You own a restaurant. Should taxi drivers have to pay you a fee for every passenger they drop off at your door?

You are an actor looking for work. Should your agent have to pay you for each part he brings your way?

You want to sublet your apartment. You know it’s free to advertise on Craigslist, but shouldn’t Craigslist really have to pay you?

That’s more or less the gist of Australia’s celebrated bill, passed this week, forcing online platforms such as Facebook and Google to pay news organizations for posting links to their sites – legislation the Government of Canada plans to emulate.

Mind you, it’s not how the issue is usually presented. News organizations describe it as a matter of “paying for news” or “paying for content,” which Google and Facebook are routinely accused of “taking” or “stealing” or at best “using.”

But Facebook and Google don’t use our content. They link to it. At most they use the headline and a short snippet of text, no more than 20 words: a quotation, in other words, of the kind reporters use in every story they write. (Should newspapers have to pay the people they quote?)

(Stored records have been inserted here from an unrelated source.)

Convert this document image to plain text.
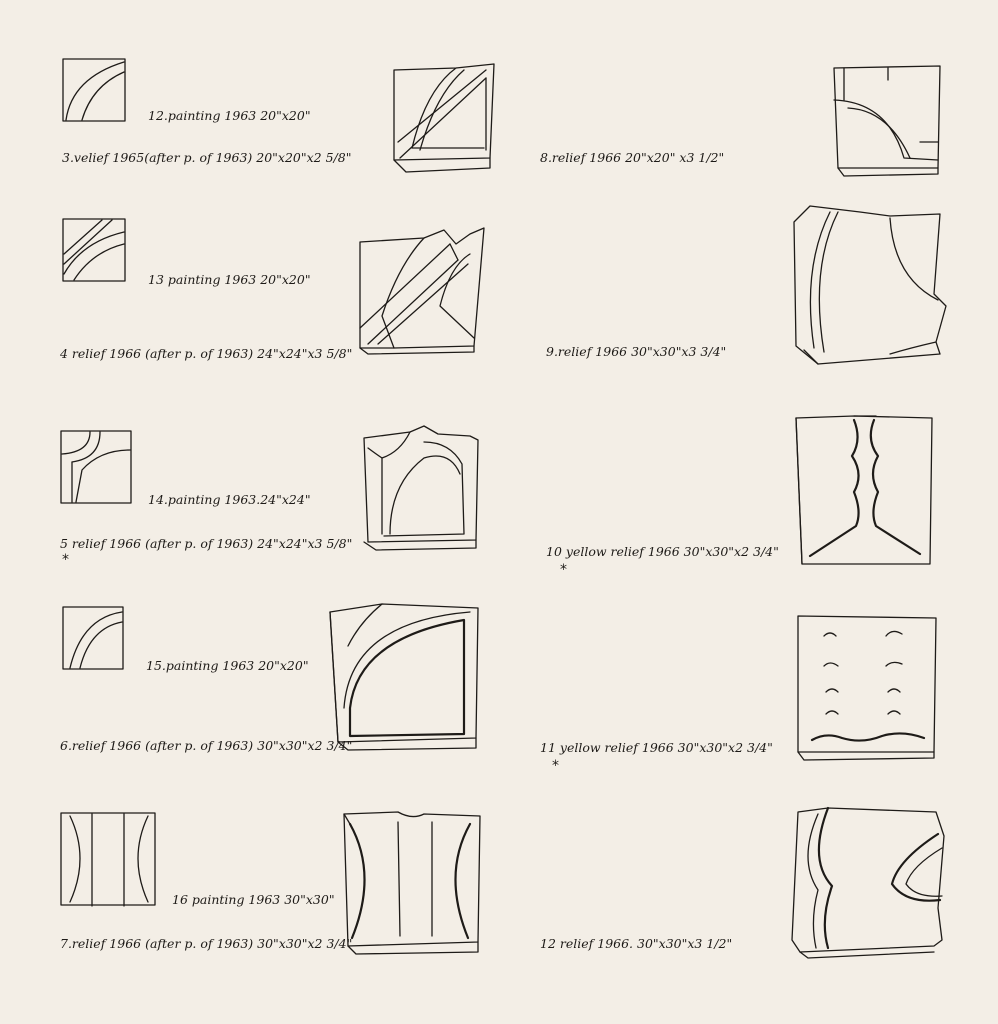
12.painting 1963 20"x20"
3.velief 1965(after p. of 1963) 20"x20"x2 5/8"
13 painting 1963 20"x20"
4 relief 1966 (after p. of 1963) 24"x24"x3 5/8"
14.painting 1963.24"x24"
5 relief 1966 (after p. of 1963) 24"x24"x3 5/8"
*
15.painting 1963 20"x20"
6.relief 1966 (after p. of 1963) 30"x30"x2 3/4"
16 painting 1963 30"x30"
7.relief 1966 (after p. of 1963) 30"x30"x2 3/4"
8.relief 1966 20"x20" x3 1/2"
9.relief 1966 30"x30"x3 3/4"
10 yellow relief 1966 30"x30"x2 3/4"
*
11 yellow relief 1966 30"x30"x2 3/4"
*
12 relief 1966. 30"x30"x3 1/2"
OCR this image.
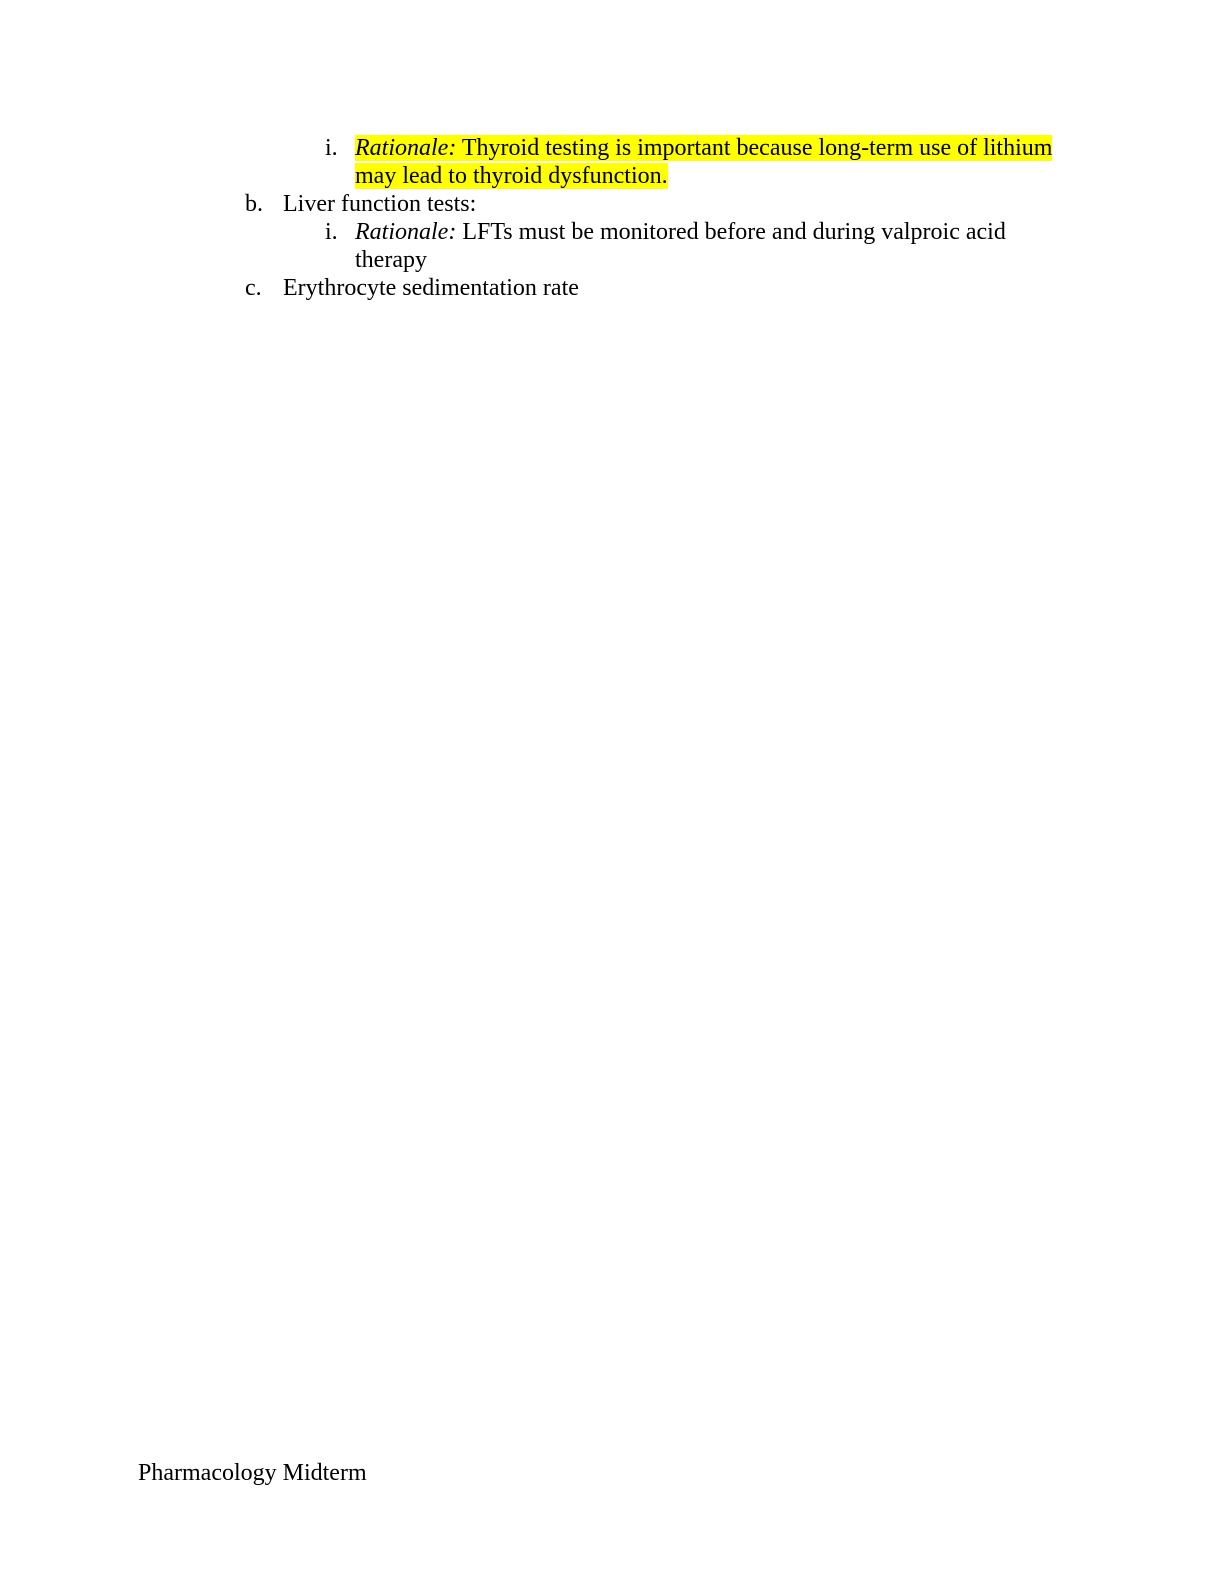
i. Rationale: Thyroid testing is important because long-term use of lithium may lead to thyroid dysfunction.
b. Liver function tests:
i. Rationale: LFTs must be monitored before and during valproic acid therapy
c. Erythrocyte sedimentation rate
Pharmacology Midterm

What use do these links serve? To send people to our pages, where our content is posted in full. Facebook and Google send millions of readers and billions of page views our way every year. At no charge. If anything, we should be paying them.

If linking is stealing, why is every article on every news site adorned with a clickable button at the top urging readers to “share” it on Facebook, Twitter and other social-media sites? Why, indeed, do news organizations post links on these sites themselves? The same reason they invest so heavily in “search engine optimization,” to ensure their pages rank highly on Google and other search sites. Because their services are of benefit to us, driving readers to our pages that we can convert into subscriptions and/or advertising sales.

So we make money off social media, that’s clear. Do they make money off us? Not so much. Publishers argue that, even if FacebookGoogle don’t directly profit off our content, they do so in a kind of indirect, almost teleological way: If newspaper content did not exist, they would have nothing to link to, and therefore nothing with which to lure users to their sites. You can do a lot with this kind of reasoning – if restaurants didn’t exist, taxis would have no place to go – but it’s not just nonsensical, it’s also untrue.

Links to news stories are a tiny fraction of what gets posted on Facebook, perhaps 5 per cent. Google doesn’t even bother to sell ads against news searches. The only place it sells ads off our content is on our pages. Most of the ads you see on newspaper websites are sold by Google. They solicit the advertisers, prepare the copy, place the ads – and pay us a share to host them.

Naturally, we’d prefer to keep all of the revenue, as we did in the old days. But if we didn’t sell ads via Google, we wouldn’t sell many ads at all. Not that we sell a whole lot even then: Google and Facebook dominate the online advertising market, which is pretty much the only kind of advertising there is these days. They didn’t achieve that dominance by stealing our ads, or our content. They did it by building a better mousetrap.

Still, market dominance is market dominance. FacebookGoogle’s alleged sins against the news business may have nothing to do with copyright, but they may yet raise antitrust concerns. Which is where Australia’s approach may have more merit.

Facebook and Google were right to object to the inclusion of links and snippets among the “content” for which they, and they alone, would now have to pay: the idea is not just preposterous, but for social media, existential. Indeed it’s contrary to the whole ethic of the World Wide Web, as its inventor, Tim Berners-Lee, was moved to protest. If Facebook went rather further than Google to make its point, shutting down all links to Australian news sites for a few days, the point was indeed made.

That both Google and Facebook were persuaded to come around, after some last-minute concessions by the government, suggests they believe they can hold the line on pay-for-links. But the two also have plans to use news content in a more substantial way, through their curated Facebook News and Google News Showcase products. It makes more sense that they should pay for these, as do full-content aggregators such as Apple News or Microsoft News.

Ah, but how much should they pay? How should the revenues from this content be divided? If there is an imbalance of bargaining power between FacebookGoogle and the news organizations, perhaps there’s a role for government to level the playing field: in the Australian example, by requiring “designated” platforms to submit to binding, final-offer arbitration in the event of an impasse, while permitting the industry to bargain collectively, rather like a union. Hence the title: the “News Media And Digital Platforms Mandatory Bargaining Code.”

Still, it’s a little weird. It amounts to punishing online platforms for making a better product. (Should Tesla have to compensate General Motors?) It seems strangely selective: Why should Facebook and Google be forced to negotiate and not Apple or Microsoft? Moreover, the bill as amended allows them to avoid being roped into collective bargaining by striking a deal with one or another news organization on its own, or by making “a significant contribution to the sustainability of the Australian news industry.”

And who should be among the first and biggest beneficiaries of this protection racket? Why, that plucky upstart, that paragon of journalistic virtue, the New York-based multinational News Corp. – Rupert Murdoch, proprietor – with whom Google announced a late-breaking multiyear deal.

David and Goliath? More like Al Capone and Goliath.